Die in der heimischen Medienszene kursierenden Gerüchte, wonach der ORF die Kooperation mit arte einstellen würde, haben sich einstweilen als haltlos erwiesen. Bei einer groß aufgezogenen Pressekonferenz in einem Luxushotel freute sich ORF-Programmdirektor Reinhard Scolik vorige Woche über die Chance, "österreichische Sendungen und im Speziellen Kulturprogramme dem europäischen Publikum präsentieren zu können". arte sei ein "wichtiger Animateur für die österreichische Kulturszene", assistierte der Leiter der Hauptabteilung Planung und Koordination im ORF, Wolfgang Lorenz.
Die Bekräftigung der weiteren Zusammenarbeit kommt just zu dem Zeitpunkt, wo arte für viele österreichische Haushalte länger zu empfangen ist. Seit Dezember des Vorjahres sendet der deutsch-französische, europäisch und öffentlich-rechtlich ausgerichtete Kultursender nicht mehr von 19 Uhr, sondern von 14 Uhr an, das bedeutet fünf Stunden länger. Während etwa in Deutschland für die meisten Seher arte nach wie vor erst ab 19 Uhr zu empfangen ist, können seit Jahresbeginn 1,7 von 2,6 Millionen österreichischer Kabel- und Satellitenhaushalte arte nun schon am Nachmittag empfangen.
Leichterer Zugang zu "arte"
Seit Jahresbeginn hat arte auch einen neuen Präsidenten: den Franzosen Jérôme Clément, der dieses Amt schon von 1991 bis 1998 innehatte. Clément trat mit dem Vorhaben an, das arte-Programm zu "erneuern", "leichter zugänglich" zu machen und ein jüngeres Publikum anzusprechen. "Gute Einschaltquoten sind mit unserer kulturellen Mission vereinbar", lautet sein Motto.

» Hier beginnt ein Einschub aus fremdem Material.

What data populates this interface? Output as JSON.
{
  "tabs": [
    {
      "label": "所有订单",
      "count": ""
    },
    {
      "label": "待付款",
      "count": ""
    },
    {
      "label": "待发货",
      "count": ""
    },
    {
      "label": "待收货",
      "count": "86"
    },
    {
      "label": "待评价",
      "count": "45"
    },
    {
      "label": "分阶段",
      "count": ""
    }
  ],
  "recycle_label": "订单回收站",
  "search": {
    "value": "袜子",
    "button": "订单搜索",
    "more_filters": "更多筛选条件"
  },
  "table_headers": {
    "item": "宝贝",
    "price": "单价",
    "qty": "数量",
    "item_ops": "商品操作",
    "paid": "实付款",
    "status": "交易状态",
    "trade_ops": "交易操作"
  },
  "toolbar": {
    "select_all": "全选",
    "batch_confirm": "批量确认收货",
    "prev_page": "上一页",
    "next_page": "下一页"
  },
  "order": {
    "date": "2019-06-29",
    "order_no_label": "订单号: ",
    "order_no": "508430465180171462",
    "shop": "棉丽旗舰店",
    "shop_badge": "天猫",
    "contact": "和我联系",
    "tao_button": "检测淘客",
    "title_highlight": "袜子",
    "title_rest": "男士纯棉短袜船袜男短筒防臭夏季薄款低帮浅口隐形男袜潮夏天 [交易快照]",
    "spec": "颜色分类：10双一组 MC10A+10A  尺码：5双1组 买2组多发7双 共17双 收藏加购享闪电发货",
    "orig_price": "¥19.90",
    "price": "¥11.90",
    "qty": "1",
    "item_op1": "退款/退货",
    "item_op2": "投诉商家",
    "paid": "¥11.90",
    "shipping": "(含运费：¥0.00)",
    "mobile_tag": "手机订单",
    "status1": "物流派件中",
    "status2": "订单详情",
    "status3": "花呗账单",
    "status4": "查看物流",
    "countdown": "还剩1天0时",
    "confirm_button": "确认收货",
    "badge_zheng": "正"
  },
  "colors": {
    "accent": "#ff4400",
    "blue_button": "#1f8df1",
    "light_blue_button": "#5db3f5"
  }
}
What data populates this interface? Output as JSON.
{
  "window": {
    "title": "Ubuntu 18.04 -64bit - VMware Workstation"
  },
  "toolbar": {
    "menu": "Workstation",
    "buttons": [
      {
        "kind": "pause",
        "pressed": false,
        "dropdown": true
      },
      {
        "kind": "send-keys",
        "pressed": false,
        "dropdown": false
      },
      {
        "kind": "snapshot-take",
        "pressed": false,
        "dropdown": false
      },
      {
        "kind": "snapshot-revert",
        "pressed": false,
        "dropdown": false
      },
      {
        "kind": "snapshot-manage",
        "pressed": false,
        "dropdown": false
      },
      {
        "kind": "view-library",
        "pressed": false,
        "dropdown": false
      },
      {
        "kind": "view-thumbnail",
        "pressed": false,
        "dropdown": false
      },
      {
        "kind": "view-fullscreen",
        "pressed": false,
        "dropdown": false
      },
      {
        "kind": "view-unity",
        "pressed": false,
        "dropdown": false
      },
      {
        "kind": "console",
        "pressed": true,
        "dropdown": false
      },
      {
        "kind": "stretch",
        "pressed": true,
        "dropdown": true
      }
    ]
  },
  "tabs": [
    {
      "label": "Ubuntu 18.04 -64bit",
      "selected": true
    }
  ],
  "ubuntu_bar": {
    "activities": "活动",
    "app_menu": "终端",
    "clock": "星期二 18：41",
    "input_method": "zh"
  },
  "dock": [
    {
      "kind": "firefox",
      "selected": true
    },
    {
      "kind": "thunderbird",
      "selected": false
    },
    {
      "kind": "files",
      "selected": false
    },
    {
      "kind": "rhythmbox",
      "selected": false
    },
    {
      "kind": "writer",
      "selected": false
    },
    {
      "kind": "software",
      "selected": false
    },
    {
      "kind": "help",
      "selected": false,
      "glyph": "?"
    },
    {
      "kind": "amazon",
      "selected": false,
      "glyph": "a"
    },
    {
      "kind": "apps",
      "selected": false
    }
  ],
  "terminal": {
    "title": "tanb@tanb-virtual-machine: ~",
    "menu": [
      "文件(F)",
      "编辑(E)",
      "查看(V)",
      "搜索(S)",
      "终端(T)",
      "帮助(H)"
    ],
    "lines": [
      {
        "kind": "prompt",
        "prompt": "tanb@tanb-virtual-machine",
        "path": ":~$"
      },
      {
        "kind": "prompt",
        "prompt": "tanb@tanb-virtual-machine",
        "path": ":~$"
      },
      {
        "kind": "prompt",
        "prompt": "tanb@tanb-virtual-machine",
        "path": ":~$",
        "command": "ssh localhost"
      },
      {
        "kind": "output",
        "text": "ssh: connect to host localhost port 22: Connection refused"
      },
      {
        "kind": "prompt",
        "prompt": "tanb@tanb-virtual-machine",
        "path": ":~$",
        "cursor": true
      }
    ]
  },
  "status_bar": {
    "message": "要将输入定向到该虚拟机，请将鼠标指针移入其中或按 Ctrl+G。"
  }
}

In Frankreich beträgt der Marktanteil von arte zufriedenstellende 3,2 Prozent, während er in Deutschland um ein Prozent herumdümpelt. "Näher am Zuschauer sein und mehr menschliche Wärme ausstrahlen", umschrieb er die geplanten Neuerungen vorige Woche in einem Presse-Interview.
Eni jetzt im Kultursender
Wie diese Wärme aussehen könnte, die bald den Zuschauer eng umschmeicheln soll, lässt das in Wien extra vorgestellte neue Frauenmagazin Lola erahnen, das sich an "selbstbewusste, natürliche, rebellische, starke, neugierige, sinnliche" Frauen richtet und das abwechselnd von der französischen Sängerin und Schauspielerin Lio sowie der charmanten Ex-viva- und Ex-Bravo-TV-Moderatorin Enie van de Meiklokjes moderiert wird. In einem der vorab präsentierten Beiträge wurde eine Französin porträtiert, die gleichsam in den fünfziger Jahren lebt. Im Laufe des Beitrages stellte sich jedoch unwillkürlich der Verdacht ein, Petticoat, Rock'n'Roll und ein halbes Dutzend Kinder könnten möglicherweise weniger ihr Traum, als der ihres Mannes sein. Angesprochen wurde diese Möglichkeit mit keinem Wort. Man muss kein Feminist sein, um von einem Frauenmagazin zumindest ein wenig kritische Hinterfragung zu erwarten.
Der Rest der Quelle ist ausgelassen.